Batteries part 3 Nickel-Metal Hydride

These neat cells are taking the NiCad cells off the market, with their higher capacity. NiMH haven't been around that long, they are one of many products refined from the original 'space race' research. NiMH cells also produce 1.25v when charged and 1.0v when discharged, but are non-toxic. They do not handle extremely high discharges as well as NiCad batteries do, but are getting close.
NiMH cells can hold up to 3x the capacity that an alkaline cell of the same size does (up to 8AH in a AA cell). However, these cells have an extremely high self-discharge rate, losing 5-10% of their charge one day after charging, and then 1% per day after that. For this reason, they are unsuitable for emergency intermittent use, but for regular use, they rule.

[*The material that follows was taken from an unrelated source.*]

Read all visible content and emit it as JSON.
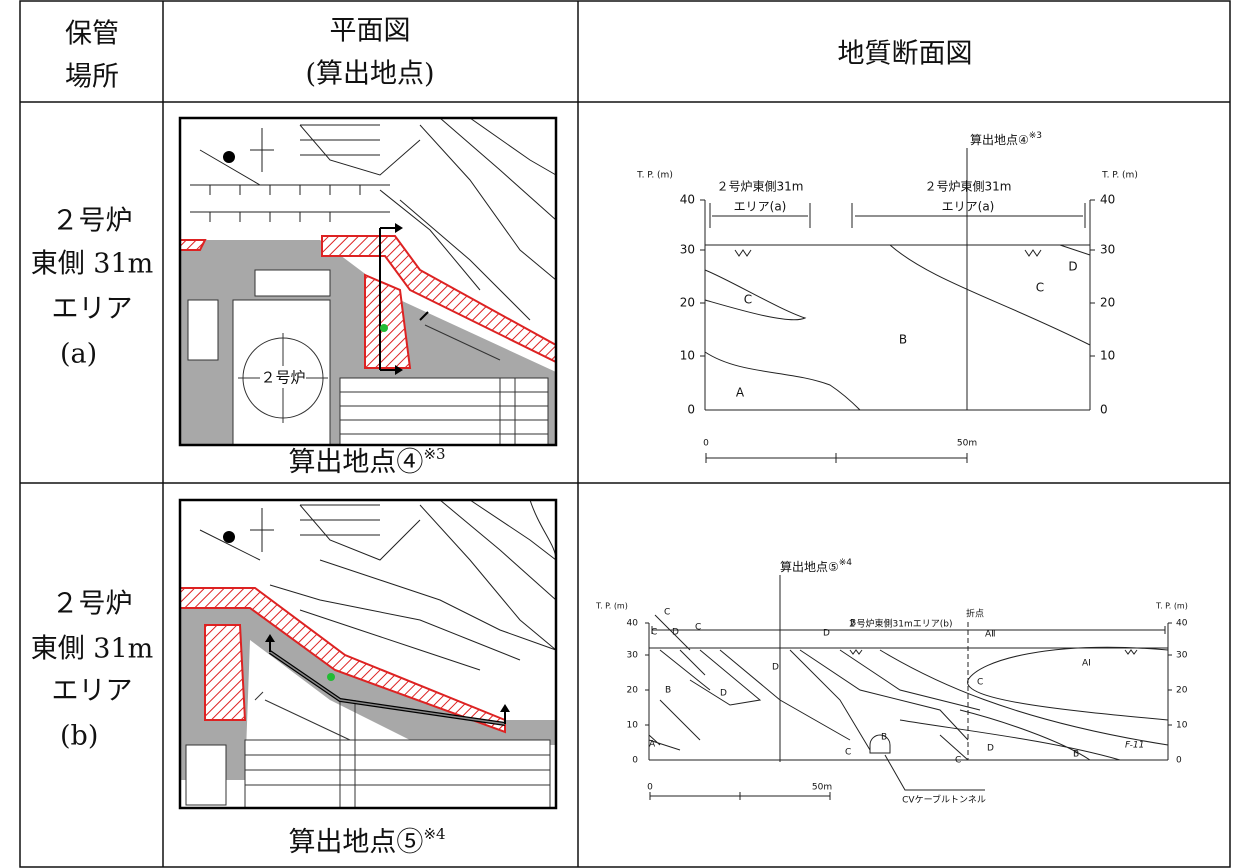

There is a new type of NiMH cell out now that has a greatly reduced self-discharge rate, down to less than 5% per month or even better than the NiCad. This was achieved at the loss of capacity, these cells hold less than an alkaline cell does (although better than NiCad).
NiMH cells are more finicky than NiCad cells when charging, they can suffer damage very quickly if charged incorrectly. A smart battery charger is essential for these cells. Even a trickle charger can harm them if left on it more than a day. Their charging efficiency is at 66%, so you get a maximum of 2/3 of the power put into them. They also can be damaged by discharging them completely. If treated correctly, these batteries will deliver more than 500 cycles before failure. NiCads can deliver more cycles, but their lower capacity means that more total power was stored and delivered with NiMH cells.
NiMH cells are still more expensive than NiCads, but their other characteristics make them a more suitable general use rechargeable battery. I used to be a NiCad fan, but have switched to NiMH for most rechargeable uses (they don't go in the digital camera, though).